Бинокль и Монокль II

 
   Тихо, на спасенной ладье, в гавань вплывает старик.
3. Фрейд. "Толкование сновидений"

 
   Семен Фадеевич Юрков вошел в класс со своим неизменным потрепанным портфелем. Ученики - а в классе находились те из них, что были членами "Лит. кружка", - радостно заголосили, приветствуя старого педагога, которому принято было симпатизировать.
   Юрков поставил портфель на учительский стол, щелкнул замком. И извлек из глубины портфеля два предмета - один простой, другой несколько более сложный и тяжеловесный - круглую вогнутую стекляшку и тяжелый полевой бинокль времен Великой Отечественной войны, в черном кирзовом футляре. Эти предметы он торжественно поместил в центр своего учительского стола, на всеобщее обозрение. Затем он подошел к школьной доске, взял кусочек мела и размашисто написал крупными, четкими, округлыми буквами (он любил эффектно начинать свои уроки):
 
 
Девчонки, не бойтесь секса -
Хуй во рту слаще кекса!
 
 
   Класс зашумел. Девчонки, которых было большинство, залились румянцем и захихикали. Мальчишки загоготали. Юрков поднял плоскую, белую ладонь, призывая к тишине, и начал говорить:
   - Это рифмованное изречение я сегодня утром увидел нацарапанным на стене своего подъезда, среди других многочисленных сграфитти. Поскольку я направлялся сюда, к вам, и, конечно, внутренне готовился к нашему с вами разговору, я решился самонадеянно переместить этот афоризм с того места, которое отвела ему наша культура, - украсть ее из подъезда, где, как в пещере Платона, вечно царит полумрак, снять с мягких штукатурных поверхностей анонимного дискурса, которые столь податливы, столь готовы к тому, чтобы покрыться всевозможными татуировками. Я решился украсть эту мудрость и переместить ее в место, для нее непригодное - на черную доску, занимающую положение "царских врат" в нашей с вами часовне знания.
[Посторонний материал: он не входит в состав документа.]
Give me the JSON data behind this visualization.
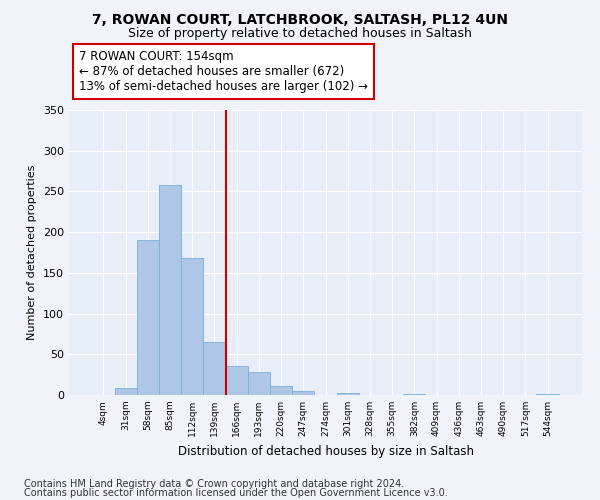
{
  "title1": "7, ROWAN COURT, LATCHBROOK, SALTASH, PL12 4UN",
  "title2": "Size of property relative to detached houses in Saltash",
  "xlabel": "Distribution of detached houses by size in Saltash",
  "ylabel": "Number of detached properties",
  "categories": [
    "4sqm",
    "31sqm",
    "58sqm",
    "85sqm",
    "112sqm",
    "139sqm",
    "166sqm",
    "193sqm",
    "220sqm",
    "247sqm",
    "274sqm",
    "301sqm",
    "328sqm",
    "355sqm",
    "382sqm",
    "409sqm",
    "436sqm",
    "463sqm",
    "490sqm",
    "517sqm",
    "544sqm"
  ],
  "values": [
    0,
    9,
    190,
    258,
    168,
    65,
    36,
    28,
    11,
    5,
    0,
    3,
    0,
    0,
    1,
    0,
    0,
    0,
    0,
    0,
    1
  ],
  "bar_color": "#aec6e8",
  "bar_edgecolor": "#7aaed4",
  "vline_x": 5.5,
  "vline_color": "#cc0000",
  "annotation_line1": "7 ROWAN COURT: 154sqm",
  "annotation_line2": "← 87% of detached houses are smaller (672)",
  "annotation_line3": "13% of semi-detached houses are larger (102) →",
  "annotation_box_color": "#ffffff",
  "annotation_box_edgecolor": "#cc0000",
  "annotation_fontsize": 8.5,
  "footer1": "Contains HM Land Registry data © Crown copyright and database right 2024.",
  "footer2": "Contains public sector information licensed under the Open Government Licence v3.0.",
  "bg_color": "#f0f4fa",
  "plot_bg_color": "#e8eef8",
  "ylim": [
    0,
    350
  ],
  "yticks": [
    0,
    50,
    100,
    150,
    200,
    250,
    300,
    350
  ],
  "title_fontsize": 10,
  "subtitle_fontsize": 9,
  "footer_fontsize": 7
}
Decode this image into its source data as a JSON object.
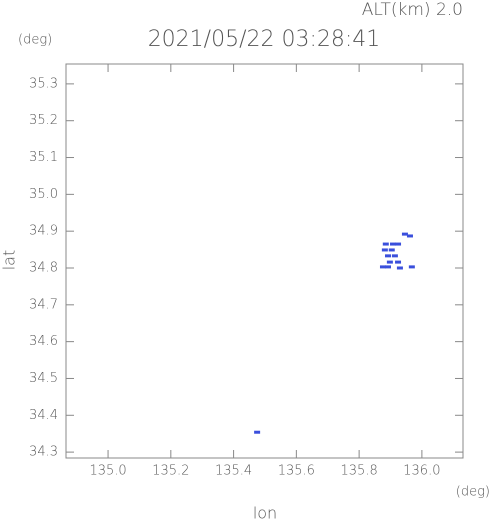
{
  "chart_data": {
    "type": "scatter",
    "title": "2021/05/22 03:28:41",
    "annotation": "ALT(km) 2.0",
    "y_unit": "(deg)",
    "x_unit": "(deg)",
    "ylabel": "lat",
    "xlabel": "lon",
    "xlim": [
      134.866,
      136.131
    ],
    "ylim": [
      34.284,
      35.354
    ],
    "xticks": [
      {
        "value": 135.0,
        "label": "135.0"
      },
      135.2,
      135.4,
      135.6,
      135.8,
      {
        "value": 136.0,
        "label": "136.0"
      }
    ],
    "yticks": [
      34.3,
      34.4,
      34.5,
      34.6,
      34.7,
      34.8,
      34.9,
      {
        "value": 35.0,
        "label": "35.0"
      },
      35.1,
      35.2,
      35.3
    ],
    "grid": false,
    "series": [
      {
        "color": "#3a4fdc",
        "x": [
          135.946,
          135.962,
          135.885,
          135.908,
          135.924,
          135.882,
          135.904,
          135.914,
          135.892,
          135.898,
          135.924,
          135.876,
          135.892,
          135.93,
          135.968,
          135.475
        ],
        "values": [
          34.892,
          34.887,
          34.865,
          34.865,
          34.865,
          34.849,
          34.849,
          34.833,
          34.833,
          34.816,
          34.816,
          34.803,
          34.803,
          34.8,
          34.803,
          34.354
        ]
      }
    ]
  }
}
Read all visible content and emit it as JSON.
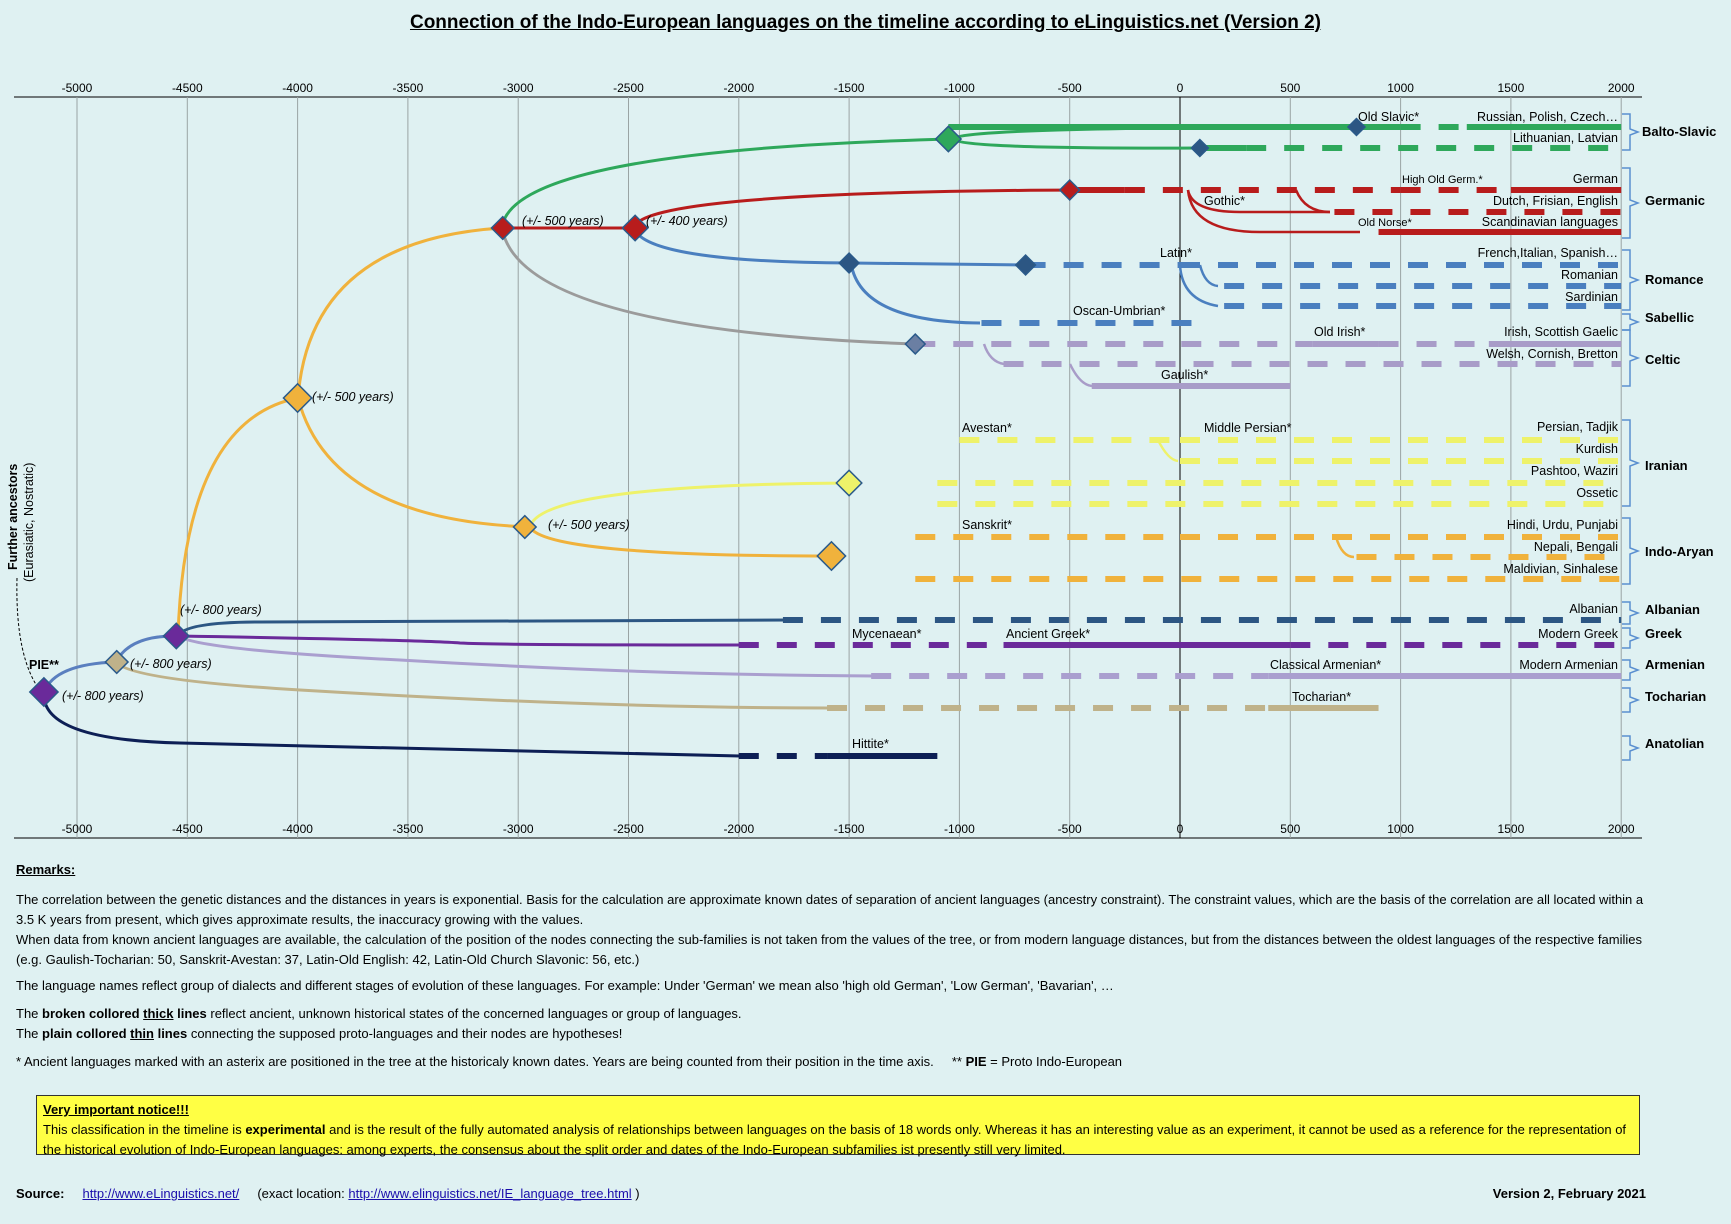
{
  "title": "Connection of the Indo-European languages on the timeline according to eLinguistics.net (Version 2)",
  "axis_ticks": [
    -5000,
    -4500,
    -4000,
    -3500,
    -3000,
    -2500,
    -2000,
    -1500,
    -1000,
    -500,
    0,
    500,
    1000,
    1500,
    2000
  ],
  "side_label": {
    "main": "Further ancestors",
    "sub": "(Eurasiatic, Nostratic)"
  },
  "pie_label": "PIE**",
  "colors": {
    "balto_slavic": "#2ea85b",
    "germanic": "#b81c1c",
    "romance": "#4a7fbf",
    "celtic": "#a89cc8",
    "iranian": "#eef26a",
    "indo_aryan": "#f0b23c",
    "albanian": "#2c5683",
    "greek": "#6a2a9a",
    "armenian": "#aa9fcf",
    "tocharian": "#bfb28a",
    "anatolian": "#0d1f55",
    "pie": "#6a2a9a",
    "proto": "#f0b23c",
    "grey": "#9b9b9b"
  },
  "node_labels": [
    {
      "id": "n1",
      "text": "(+/- 800 years)"
    },
    {
      "id": "n2",
      "text": "(+/- 800 years)"
    },
    {
      "id": "n3",
      "text": "(+/- 800 years)"
    },
    {
      "id": "n4",
      "text": "(+/- 500 years)"
    },
    {
      "id": "n5",
      "text": "(+/- 500 years)"
    },
    {
      "id": "n6",
      "text": "(+/- 500 years)"
    },
    {
      "id": "n7",
      "text": "(+/- 400 years)"
    }
  ],
  "ancient_labels": [
    "Old Slavic*",
    "High Old Germ.*",
    "Gothic*",
    "Old Norse*",
    "Latin*",
    "Oscan-Umbrian*",
    "Old Irish*",
    "Gaulish*",
    "Avestan*",
    "Middle Persian*",
    "Sanskrit*",
    "Mycenaean*",
    "Ancient Greek*",
    "Classical Armenian*",
    "Tocharian*",
    "Hittite*"
  ],
  "languages": [
    "Russian, Polish, Czech…",
    "Lithuanian, Latvian",
    "German",
    "Dutch, Frisian, English",
    "Scandinavian languages",
    "French,Italian, Spanish…",
    "Romanian",
    "Sardinian",
    "Irish, Scottish Gaelic",
    "Welsh, Cornish, Bretton",
    "Persian, Tadjik",
    "Kurdish",
    "Pashtoo, Waziri",
    "Ossetic",
    "Hindi, Urdu, Punjabi",
    "Nepali, Bengali",
    "Maldivian, Sinhalese",
    "Albanian",
    "Modern Greek",
    "Modern Armenian"
  ],
  "groups": [
    "Balto-Slavic",
    "Germanic",
    "Romance",
    "Sabellic",
    "Celtic",
    "Iranian",
    "Indo-Aryan",
    "Albanian",
    "Greek",
    "Armenian",
    "Tocharian",
    "Anatolian"
  ],
  "remarks": {
    "heading": "Remarks:",
    "p1a": "The correlation between the genetic distances and the distances in years is exponential. Basis for the calculation are approximate known dates of separation of ancient languages (ancestry constraint). The constraint values, which are the basis of the correlation are all located within a 3.5 K years from present, which gives approximate results, the inaccuracy growing with the values.",
    "p1b": "When data from known ancient languages are available, the calculation of the position of the nodes connecting the sub-families is not taken from the values of the tree, or from modern language distances, but from the distances between the oldest languages of the respective families (e.g. Gaulish-Tocharian: 50, Sanskrit-Avestan: 37, Latin-Old English: 42, Latin-Old Church Slavonic: 56, etc.)",
    "p2": "The language names reflect group of dialects and different stages of evolution of these languages. For example: Under 'German' we mean also 'high old German',  'Low German', 'Bavarian', …",
    "p3_pre": "The ",
    "p3_b1": "broken collored ",
    "p3_u1": "thick",
    "p3_b2": " lines",
    "p3_post": " reflect ancient, unknown historical states of the concerned languages or group of languages.",
    "p4_pre": "The ",
    "p4_b1": "plain collored ",
    "p4_u1": "thin",
    "p4_b2": " lines",
    "p4_post": " connecting the supposed proto-languages and their nodes are hypotheses!",
    "p5": "* Ancient languages marked with an asterix are positioned in the tree at the historicaly known dates. Years are being counted from their position in the time axis.",
    "p5_pie_pre": "** ",
    "p5_pie_b": "PIE",
    "p5_pie_post": " = Proto Indo-European"
  },
  "notice": {
    "heading": "Very important notice!!!",
    "t_pre": "This classification in the timeline is ",
    "t_b": "experimental",
    "t_post": " and is the result of the fully automated analysis of relationships between languages on the basis of 18 words only. Whereas it has an interesting value as an experiment, it cannot be used as a reference for the representation of the historical evolution of Indo-European languages: among experts, the consensus about the split order and dates of the Indo-European subfamilies ist presently still very limited."
  },
  "source": {
    "label": "Source:",
    "link": "http://www.eLinguistics.net/",
    "pre": "(exact location: ",
    "link2": "http://www.elinguistics.net/IE_language_tree.html",
    "post": " )"
  },
  "version": "Version 2,  February 2021"
}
Осуществив этот перенос, я осуществил своего рода инструментальную инверсию: то, что предназначено культурой к выцарапыванию на меловой мягкой поверхности с помощью ножа, теперь написано мягким мелом на твердой черной доске, с которой все написанное вскоре стирается. Знания легко приходят и легко уходят, уступая место другим знаниям - новейшим, усовершенствованным. Но фольклорные "понимания" желают быть врезаны в кожу вещей. У них нет истории, поэтому они въедаются в поверхность предметов. Как видите, я хочу еще раз обратить ваше внимание на материальность означающих, чьим означаемым является контекст как таковой. Все вы, я полагаю, прочли текст "Бинокля и монокля", о чем я просил вас накануне, поскольку сегодня - как вы помните - мы собирались побеседовать об этом тексте Ануфриева и Пепперштейна. Основным содержанием этого текста как раз и является описание простейшей инструментальной инверсии, вроде той, которую я только что вам попытался продемонстрировать - инверсии, которая становится возможной благодаря грубой материальности означающих. Конечно же, мы не только побеседуем об этом, но и поработаем с компьютерными программами, созданными нашими гениями-аниматорами - Таней и Герой.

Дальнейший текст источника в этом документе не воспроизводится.